I think the real game changers will come from technologies that are being developed for other kinds of outcomes in industries that will create unprecedented and unintended consequences which could help the transportation landscape. I’ll mention again, the game changes that we see in mobile communication, that’s very exciting and a lot of that can really displace some of the need to move ourselves around a lot of the time. So, I think the main game change for transportation is going to come unexpectedly from areas that we’re not thinking about.

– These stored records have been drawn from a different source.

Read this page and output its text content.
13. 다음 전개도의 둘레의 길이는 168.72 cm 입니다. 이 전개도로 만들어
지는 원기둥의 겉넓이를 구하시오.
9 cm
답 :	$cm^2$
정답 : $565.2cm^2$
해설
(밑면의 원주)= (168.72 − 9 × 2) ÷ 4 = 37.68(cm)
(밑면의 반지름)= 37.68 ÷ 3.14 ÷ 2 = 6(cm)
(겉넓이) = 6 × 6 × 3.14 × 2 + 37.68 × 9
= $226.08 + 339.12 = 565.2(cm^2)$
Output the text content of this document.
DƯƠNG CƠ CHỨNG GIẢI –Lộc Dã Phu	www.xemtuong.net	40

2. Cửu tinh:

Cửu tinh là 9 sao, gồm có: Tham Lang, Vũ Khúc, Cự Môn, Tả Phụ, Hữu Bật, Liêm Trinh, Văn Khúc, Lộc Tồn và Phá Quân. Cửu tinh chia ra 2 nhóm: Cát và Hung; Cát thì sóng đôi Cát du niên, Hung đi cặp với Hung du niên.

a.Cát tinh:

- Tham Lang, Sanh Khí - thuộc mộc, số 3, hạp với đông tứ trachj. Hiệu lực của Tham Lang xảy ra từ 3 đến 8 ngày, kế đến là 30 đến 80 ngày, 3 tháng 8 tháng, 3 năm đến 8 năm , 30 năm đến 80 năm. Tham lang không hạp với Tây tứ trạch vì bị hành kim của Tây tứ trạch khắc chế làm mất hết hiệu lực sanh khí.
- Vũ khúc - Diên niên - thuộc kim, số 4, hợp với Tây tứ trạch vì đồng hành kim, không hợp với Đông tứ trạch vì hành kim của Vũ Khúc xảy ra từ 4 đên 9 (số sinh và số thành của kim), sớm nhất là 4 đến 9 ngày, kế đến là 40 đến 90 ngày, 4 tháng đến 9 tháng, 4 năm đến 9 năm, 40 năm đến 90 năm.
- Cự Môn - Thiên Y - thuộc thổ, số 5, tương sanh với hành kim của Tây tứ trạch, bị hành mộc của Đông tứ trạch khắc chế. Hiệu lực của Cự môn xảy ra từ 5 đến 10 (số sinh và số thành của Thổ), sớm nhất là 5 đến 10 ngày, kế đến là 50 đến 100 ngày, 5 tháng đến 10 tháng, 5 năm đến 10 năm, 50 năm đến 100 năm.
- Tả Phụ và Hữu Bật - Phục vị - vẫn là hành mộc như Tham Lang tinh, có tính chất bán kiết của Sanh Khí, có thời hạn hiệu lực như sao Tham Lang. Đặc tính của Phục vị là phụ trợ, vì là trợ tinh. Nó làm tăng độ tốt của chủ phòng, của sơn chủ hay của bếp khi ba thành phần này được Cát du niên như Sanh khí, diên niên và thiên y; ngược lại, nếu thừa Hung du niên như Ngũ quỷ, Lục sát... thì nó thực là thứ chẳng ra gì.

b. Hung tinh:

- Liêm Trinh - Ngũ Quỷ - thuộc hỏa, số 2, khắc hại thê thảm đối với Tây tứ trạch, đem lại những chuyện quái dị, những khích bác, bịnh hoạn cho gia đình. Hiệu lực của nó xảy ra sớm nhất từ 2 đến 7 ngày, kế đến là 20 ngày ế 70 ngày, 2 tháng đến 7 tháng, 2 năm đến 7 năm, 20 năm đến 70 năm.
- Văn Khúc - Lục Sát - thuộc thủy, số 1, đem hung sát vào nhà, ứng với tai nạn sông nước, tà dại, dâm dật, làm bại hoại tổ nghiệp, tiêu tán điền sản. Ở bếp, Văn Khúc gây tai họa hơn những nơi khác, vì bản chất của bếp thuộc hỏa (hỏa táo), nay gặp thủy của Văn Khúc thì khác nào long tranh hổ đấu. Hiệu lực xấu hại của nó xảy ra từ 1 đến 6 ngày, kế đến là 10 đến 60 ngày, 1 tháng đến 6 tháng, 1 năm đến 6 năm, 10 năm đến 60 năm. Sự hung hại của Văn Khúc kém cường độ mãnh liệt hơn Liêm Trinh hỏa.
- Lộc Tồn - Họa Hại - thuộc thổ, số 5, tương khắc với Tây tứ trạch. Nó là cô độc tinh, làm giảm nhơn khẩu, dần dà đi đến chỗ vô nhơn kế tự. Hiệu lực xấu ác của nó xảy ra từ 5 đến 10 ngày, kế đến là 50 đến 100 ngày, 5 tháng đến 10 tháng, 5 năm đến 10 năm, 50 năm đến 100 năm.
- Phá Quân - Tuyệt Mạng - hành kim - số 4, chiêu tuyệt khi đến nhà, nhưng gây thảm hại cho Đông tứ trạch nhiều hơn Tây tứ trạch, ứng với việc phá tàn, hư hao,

Meanwhile, I think the biggest game changer has to be the way we all think about the way we move ourselves and goods around and we’ve got to get different – people need to understand actually, the unsustainability of what we are doing at the moment. We’re so used to our environment around us. We’re so used to the way we do things. We’re so used to our living patterns that it’s very difficult for us to question the absurdity of it all, which is why I like to go out 100 or 200 years into the future sometimes and kind of look back through those retro binoculars and think, my god how did we get away with doing that? And I think that that’s our real challenge as designers. We have to think on a systems basis, but we have to help all the different constituents to see that there can be not only a better, sustainable way of doing things, particularly in transportation, but will actually be much more fun and desirable than how we do it already.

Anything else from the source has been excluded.